O presidente da Frente Cívica, Paulo de Morais, disse hoje que "falta vontade política" ao Governo para fazer um "real combate à corrupção", defendendo como medida principal a "recuperação de ativos".

Corrupção. Paulo de Morais defende foco na recuperação de ativos

"Hoje é o Dia Internacional do Combate à Corrupção porque se celebra a assinatura da Convenção das Nações Unidas contra a corrupção, uma convenção que o Estado português assinou, foi aliás dos primeiros, mas não tem cumprido", disse Paulo de Morais que falava em Guimarães, no distrito de Braga.

O professor universitário destacou como medida a reforçar nesta área a recuperação de ativos, apontando que "o Estado português deveria estar a recuperar ativos que são tirados pela via da corrupção no valor de milhares de milhões de euros, mas não o está a conseguir fazer".

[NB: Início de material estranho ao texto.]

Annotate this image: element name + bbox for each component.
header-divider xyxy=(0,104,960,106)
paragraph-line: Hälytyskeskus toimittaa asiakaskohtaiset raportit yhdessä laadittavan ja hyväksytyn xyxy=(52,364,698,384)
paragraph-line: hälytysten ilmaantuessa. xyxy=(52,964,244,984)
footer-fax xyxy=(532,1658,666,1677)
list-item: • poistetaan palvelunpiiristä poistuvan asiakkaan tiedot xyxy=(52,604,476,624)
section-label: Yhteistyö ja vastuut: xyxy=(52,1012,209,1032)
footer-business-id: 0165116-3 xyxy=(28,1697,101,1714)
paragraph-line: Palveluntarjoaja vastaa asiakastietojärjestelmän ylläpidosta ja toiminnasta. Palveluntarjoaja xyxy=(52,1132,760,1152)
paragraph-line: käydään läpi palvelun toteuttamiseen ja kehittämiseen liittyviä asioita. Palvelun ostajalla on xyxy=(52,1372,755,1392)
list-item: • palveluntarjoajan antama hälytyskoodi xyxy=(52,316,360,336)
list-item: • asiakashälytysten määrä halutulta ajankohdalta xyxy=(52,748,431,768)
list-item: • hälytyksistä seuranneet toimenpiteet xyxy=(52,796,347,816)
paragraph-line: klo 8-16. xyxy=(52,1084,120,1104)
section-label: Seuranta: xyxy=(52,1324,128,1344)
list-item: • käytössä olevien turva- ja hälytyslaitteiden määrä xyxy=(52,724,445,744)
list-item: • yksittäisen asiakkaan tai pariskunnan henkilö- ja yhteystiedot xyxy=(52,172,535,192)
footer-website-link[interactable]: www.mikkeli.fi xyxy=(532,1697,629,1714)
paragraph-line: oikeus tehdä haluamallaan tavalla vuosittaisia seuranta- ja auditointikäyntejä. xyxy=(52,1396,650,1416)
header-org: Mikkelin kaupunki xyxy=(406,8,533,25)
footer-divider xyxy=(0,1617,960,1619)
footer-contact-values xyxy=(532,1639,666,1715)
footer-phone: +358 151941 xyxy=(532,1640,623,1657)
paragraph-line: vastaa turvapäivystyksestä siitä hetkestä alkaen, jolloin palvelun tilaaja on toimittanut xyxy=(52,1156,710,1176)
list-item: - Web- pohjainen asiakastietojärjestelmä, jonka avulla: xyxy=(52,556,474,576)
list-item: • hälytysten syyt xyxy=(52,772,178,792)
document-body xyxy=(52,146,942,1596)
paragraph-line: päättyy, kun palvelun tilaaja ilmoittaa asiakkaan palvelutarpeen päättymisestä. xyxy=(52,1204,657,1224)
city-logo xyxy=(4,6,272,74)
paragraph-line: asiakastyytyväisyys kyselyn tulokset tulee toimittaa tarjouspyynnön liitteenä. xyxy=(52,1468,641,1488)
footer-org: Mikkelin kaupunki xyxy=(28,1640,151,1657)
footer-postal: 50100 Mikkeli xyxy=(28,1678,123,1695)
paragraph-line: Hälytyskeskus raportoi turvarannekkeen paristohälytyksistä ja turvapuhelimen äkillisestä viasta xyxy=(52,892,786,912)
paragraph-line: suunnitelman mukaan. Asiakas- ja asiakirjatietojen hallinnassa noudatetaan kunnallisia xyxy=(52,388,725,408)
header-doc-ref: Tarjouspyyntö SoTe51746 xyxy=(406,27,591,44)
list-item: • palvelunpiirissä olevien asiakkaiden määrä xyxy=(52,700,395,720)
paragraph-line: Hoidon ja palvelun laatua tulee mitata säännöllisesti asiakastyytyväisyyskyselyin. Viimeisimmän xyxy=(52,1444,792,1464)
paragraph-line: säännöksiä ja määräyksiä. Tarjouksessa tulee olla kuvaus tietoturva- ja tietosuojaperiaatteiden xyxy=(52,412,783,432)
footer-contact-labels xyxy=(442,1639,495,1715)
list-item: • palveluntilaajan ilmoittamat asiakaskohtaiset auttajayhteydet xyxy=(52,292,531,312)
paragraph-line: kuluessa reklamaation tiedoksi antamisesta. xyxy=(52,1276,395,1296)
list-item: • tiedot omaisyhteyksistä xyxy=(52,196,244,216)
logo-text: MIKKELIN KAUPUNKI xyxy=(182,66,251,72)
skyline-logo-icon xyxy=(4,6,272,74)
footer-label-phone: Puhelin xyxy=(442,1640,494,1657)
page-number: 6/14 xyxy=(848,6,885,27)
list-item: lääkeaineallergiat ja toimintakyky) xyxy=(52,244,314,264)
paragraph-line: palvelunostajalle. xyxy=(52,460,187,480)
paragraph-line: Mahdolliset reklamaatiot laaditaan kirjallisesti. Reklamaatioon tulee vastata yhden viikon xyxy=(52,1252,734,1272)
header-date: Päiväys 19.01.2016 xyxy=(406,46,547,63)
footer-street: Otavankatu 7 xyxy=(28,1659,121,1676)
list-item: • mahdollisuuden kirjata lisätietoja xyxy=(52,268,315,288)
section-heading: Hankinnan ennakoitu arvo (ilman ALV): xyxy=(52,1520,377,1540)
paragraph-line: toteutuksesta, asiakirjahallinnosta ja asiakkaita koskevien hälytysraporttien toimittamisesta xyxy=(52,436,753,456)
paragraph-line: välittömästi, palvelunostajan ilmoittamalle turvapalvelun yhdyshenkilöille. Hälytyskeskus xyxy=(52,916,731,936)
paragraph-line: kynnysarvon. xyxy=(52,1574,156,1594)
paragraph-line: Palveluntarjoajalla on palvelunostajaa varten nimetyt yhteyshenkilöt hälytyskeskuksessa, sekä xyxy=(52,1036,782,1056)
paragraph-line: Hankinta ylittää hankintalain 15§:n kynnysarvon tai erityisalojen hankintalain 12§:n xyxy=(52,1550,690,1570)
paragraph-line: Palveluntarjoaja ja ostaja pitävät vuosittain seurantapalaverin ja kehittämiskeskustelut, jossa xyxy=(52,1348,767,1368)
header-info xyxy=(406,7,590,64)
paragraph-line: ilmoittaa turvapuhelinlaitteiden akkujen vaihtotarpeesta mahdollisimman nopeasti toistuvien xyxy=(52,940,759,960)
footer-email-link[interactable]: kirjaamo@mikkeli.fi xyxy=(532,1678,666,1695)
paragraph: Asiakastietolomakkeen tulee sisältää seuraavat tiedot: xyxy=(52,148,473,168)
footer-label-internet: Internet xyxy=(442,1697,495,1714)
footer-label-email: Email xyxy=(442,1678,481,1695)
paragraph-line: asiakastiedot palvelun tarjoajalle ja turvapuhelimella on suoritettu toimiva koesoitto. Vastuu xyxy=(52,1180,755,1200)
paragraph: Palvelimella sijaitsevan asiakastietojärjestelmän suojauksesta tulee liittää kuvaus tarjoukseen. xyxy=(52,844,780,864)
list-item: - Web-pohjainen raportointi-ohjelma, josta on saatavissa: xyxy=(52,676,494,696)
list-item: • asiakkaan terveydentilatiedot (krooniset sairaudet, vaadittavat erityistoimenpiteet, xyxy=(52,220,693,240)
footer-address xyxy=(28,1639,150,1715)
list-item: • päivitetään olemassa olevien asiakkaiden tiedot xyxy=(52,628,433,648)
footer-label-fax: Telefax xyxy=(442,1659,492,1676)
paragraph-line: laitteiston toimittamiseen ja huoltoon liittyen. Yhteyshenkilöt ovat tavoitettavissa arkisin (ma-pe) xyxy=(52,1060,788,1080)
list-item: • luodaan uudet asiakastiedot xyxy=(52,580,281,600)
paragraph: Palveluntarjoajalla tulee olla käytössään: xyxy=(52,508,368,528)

"Só do BPN deveria recuperar cinco mil milhões de euros. Só no Banif deveria recuperar mil milhões de euros. Em 2018 recuperou 10 milhões de euros, o que não é nem 0,1% do que deveria recuperar", referiu.

Paulo de Morais também recordou que "a convenção prevê a proteção de quem colabora com a justiça", ou seja, "quem está na administração pública - repartições públicas, câmaras municipais - que pode e deve denunciar quando se vê perante situações de corrupção".

"Mas se denunciar na melhor das hipóteses é encostado e na pior das hipóteses é protegido. Há falta de vontade política nesta área. O escândalo do BES foi há mais de cinco anos e não vemos Ricardo Salgado preso. O escândalo do BPN foi há mais de 11 anos e hoje Oliveira e Costa continua livre apesar de já ter sido condenado", disse o presidente da Frente Cívica.

Hoje, o Presidente da República, Marcelo Rebelo de Sousa, defendeu um "claro consenso nacional" no combate à corrupção e espera que "se traduza em medidas concretas" ainda nesta legislatura e "medidas concretas" que, afirmou, viabilizem os "mais amplos meios de investigação criminal, instrumentos jurídicos que permitam maior eficácia na atuação, uma Justiça mais célere e, portanto, mais justa".

"Tudo num clima que reforce a confiança dos portugueses no poder judicial, pilar cimeiro do Estado de Direito e da Justiça", lê-se num texto publicado no 'site' oficial da Presidência.

O Governo anunciou hoje a criação de juízos especiais para julgar corrupção e crimes conexos, a possibilidade de os arguidos fazerem acordos em julgamento e melhorar a lei sobre o direito premial poderão ser sugestões do grupo de trabalho que vai trabalhar esta área até abril.

"Medidas de combate à corrupção são, à partida, bem-vindas, mas se o Governo não cumpre as leias que já existem, porque razão vamos acreditar que este pacote vai ser cumprido", reagiu Paulo de Morais.